Kawasaki offers a thoughtful guide to transforming both personal and professional interactions from transactional what’s-in-it-for-me’s into lasting, trusting, meaningful connections. Ultimately, he makes a case for what we all intuitively believe — that success is the product of, above all, being a good person — but wraps this ethos in grounded case studies and examples from some of the world’s most passion-driven brands.

Enchantment of others, or yourself, is a process, not an event. It’s like fitness: you don’t stay fit without continuous effort. Maybe it’s an Asian thing: simple to learn but a lifetime to master. The best way to keep yourself enchanted is to enjoy the process. We had a saying in the Macintosh Division: “The journey is the reward.” If you can embrace this attitude, you’ll be enchanted and enchant others for a long, long time.” ~ Guy Kawasaki

We couldn’t help but find Kawasaki’s thinking remarkably similar to the ethos of Polaroid inventor Edwin Land circa 1942, perhaps bespeaking an essential ingredient of entrepreneurship.

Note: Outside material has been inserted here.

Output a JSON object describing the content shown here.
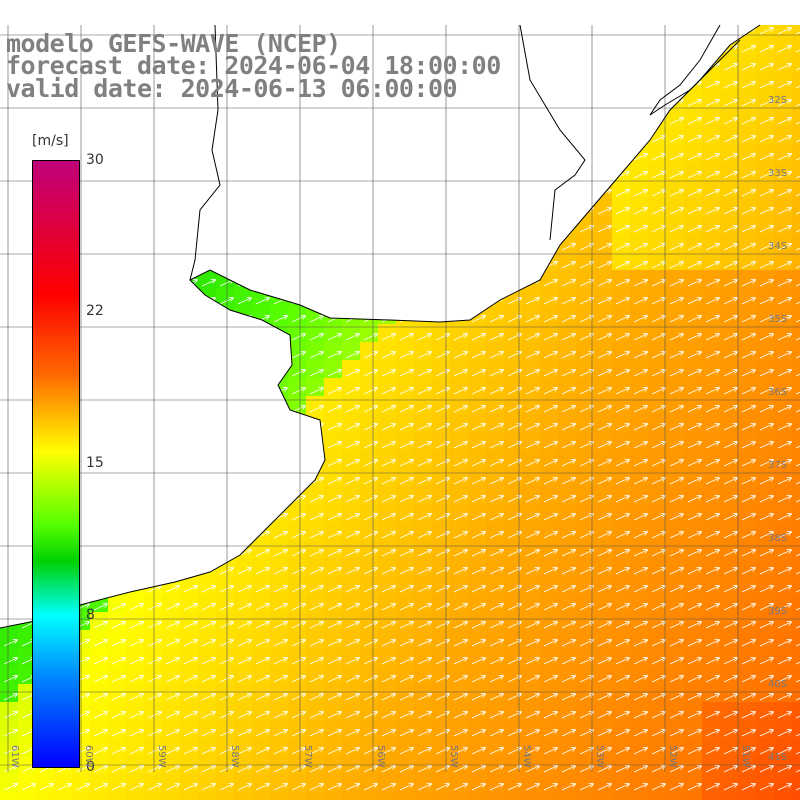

The 99% has an excellent interview with Kawasaki. Still not convinced you actually need to read it? Take Guy’s Realistic Enchantment Aptitude Test — a 23-question self-exam that tests just how masterful your enchantment skills are and where you may need help.

The pillars of enchantment are likeability, trustworthiness, and greatness. Greatness refers to the quality of your product, service, idea — in other words, your cause. Sharing your dream is a key part of enchantment.” ~ Guy Kawasaki

Enchantment is out this month and is already shortlisted for our selection of the best business books of 2011.